This can make renting property in Portugal quite an attractive prospect. Buy-to-let mortgages in other countries like the UK normally mean higher interest rates than residential mortgages and most mortgage providers don’t allow you to rent out or Airbnb your property on a residential mortgage.
“For mortgage providers in Portugal, the main criteria is your current affordability,” says Jacqueline Moulen, a mortgage adviser at MortgageDirect. “Projected rental income isn’t taken into account, so you’ll need to be able to afford the mortgage payments based on your current income.”
Can I afford a rental property?
Because projected rental income isn’t taken into account, the calculations for affordability will be slightly different.
The first thing you’ll need to think about is the deposit and buying costs.
Deposits & other costs
The size of the deposit you’ll need will depend on whether you’re a resident (i.e. legally living in Portugal) or a non-resident (i.e. you live somewhere else).
While residents can buy property with deposits that are as little as 10% or less, this is rare for foreigners living in Portugal.
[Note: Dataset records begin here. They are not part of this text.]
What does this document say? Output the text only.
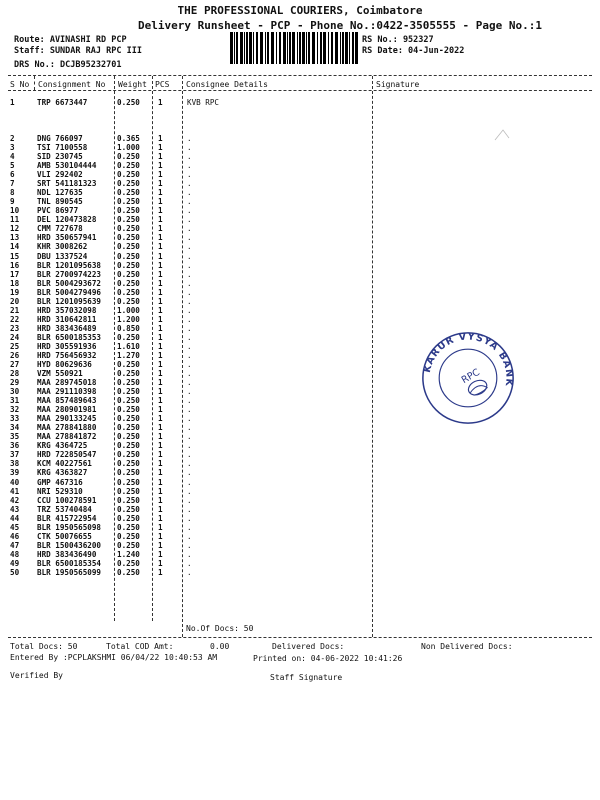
THE PROFESSIONAL COURIERS, Coimbatore
Delivery Runsheet - PCP - Phone No.:0422-3505555 - Page No.:1
Route: AVINASHI RD PCP
Staff: SUNDAR RAJ RPC III
DRS No.: DCJB95232701
RS No.: 952327
RS Date: 04-Jun-2022
S No Consignment No Weight PCS Consignee Details	Signature
1	TRP 6673447	0.250 1	KVB RPC
2	DNG 766097	0.365 1	.
3	TSI 7100558	1.000 1	.
4	SID 230745	0.250 1	.
5	AMB 530104444	0.250 1	.
6	VLI 292402	0.250 1	.
7	SRT 541181323	0.250 1	.
8	NDL 127635	0.250 1	.
9	TNL 890545	0.250 1	.
10 PVC 86977	0.250 1	.
11 DEL 120473828	0.250 1	.
12 CMM 727678	0.250 1	.
13 HRD 350657941	0.250 1	.
14 KHR 3008262	0.250 1	.
15 DBU 1337524	0.250 1	.
16 BLR 1201095638 0.250 1	.
17 BLR 2700974223 0.250 1	.
18 BLR 5004293672 0.250 1	.
19 BLR 5004279496 0.250 1	.
20 BLR 1201095639 0.250 1	.
21 HRD 357032098	1.000 1	.
22 HRD 310642811	1.200 1	.
23 HRD 383436489	0.850 1	.
24 BLR 6500185353 0.250 1	.
25 HRD 305591936	1.610 1	.
26 HRD 756456932	1.270 1	.
27 HYD 80629636	0.250 1	.
28 VZM 550921	0.250 1	.
29 MAA 289745018	0.250 1	.
30 MAA 291110398	0.250 1	.
31 MAA 857489643	0.250 1	.
32 MAA 280901981	0.250 1	.
33 MAA 290133245	0.250 1	.
34 MAA 278841880	0.250 1	.
35 MAA 278841872	0.250 1	.
36 KRG 4364725	0.250 1	.
37 HRD 722850547	0.250 1	.
38 KCM 40227561	0.250 1	.
39 KRG 4363827	0.250 1	.
40 GMP 467316	0.250 1	.
41 NRI 529310	0.250 1	.
42 CCU 100278591	0.250 1	.
43 TRZ 53740484	0.250 1	.
44 BLR 415722954	0.250 1	.
45 BLR 1950565098 0.250 1	.
46 CTK 50076655	0.250 1	.
47 BLR 1500436200 0.250 1	.
48 HRD 383436490	1.240 1	.
49 BLR 6500185354 0.250 1	.
50 BLR 1950565099 0.250 1	.
No.Of Docs: 50
Total Docs: 50	Total COD Amt:	0.00	Delivered Docs:	Non Delivered Docs:
Entered By :PCPLAKSHMI 06/04/22 10:40:53 AM	Printed on: 04-06-2022 10:41:26
Verified By	Staff Signature
KARUR VYSYA BANK
RPC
You’ll normally need to make a downpayment of around 20-30%.
For non-residents, the typical deposit amount is at least 30%.
As well as the deposit, you’ll also need to have money to cover buying costs like stamp duty, lawyer fees, and mortgage application fees. These typically run between 6 and 10% but it’s good to estimate 10% just to be on the safe side.
This means that as a resident you should have 30-40% of the property purchase price in cash and at least 40% if you’re a non-resident. The additional buying costs can’t be covered through a mortgage.
Affordability is based on your fixed monthly outgoings, which in Portugal typically cannot exceed 35% of your net income (income after tax).
What does this mean in practice?
Fixed outgoings are things like this mortgage, rent, other mortgages, loans, and credit card repayments. The total of all of these cannot exceed 35% of your income. This means that if you earn €1,000 per month after tax, all of these outgoings, including this new mortgage that you’re applying for, cannot amount to more than €350 per month.
Assuming that you can afford the mortgage, there are always other practical considerations when buying a property for rental. Many of these, such as whether you’ll need to use a property management company, are the same regardless of where you buy that property, but two specific to Portugal are taxes and AL licences.
Taxes are one consideration, which different depending on whether or not the property is a short or long-term rental. For long-term rentals, the rate is 28% and for holiday rentals the tax is 6%. It’s quite a considerable difference, which is why many people focus on short-term rentals.
Another consideration is whether you will be allowed to let the property as a holiday let. While you may not have problems getting a mortgage, you may have issues getting an AL (Alojamento Local) licence. Lisbon, for example, has heavily restricted the number of AL licences it’s willing to give out within the city centre.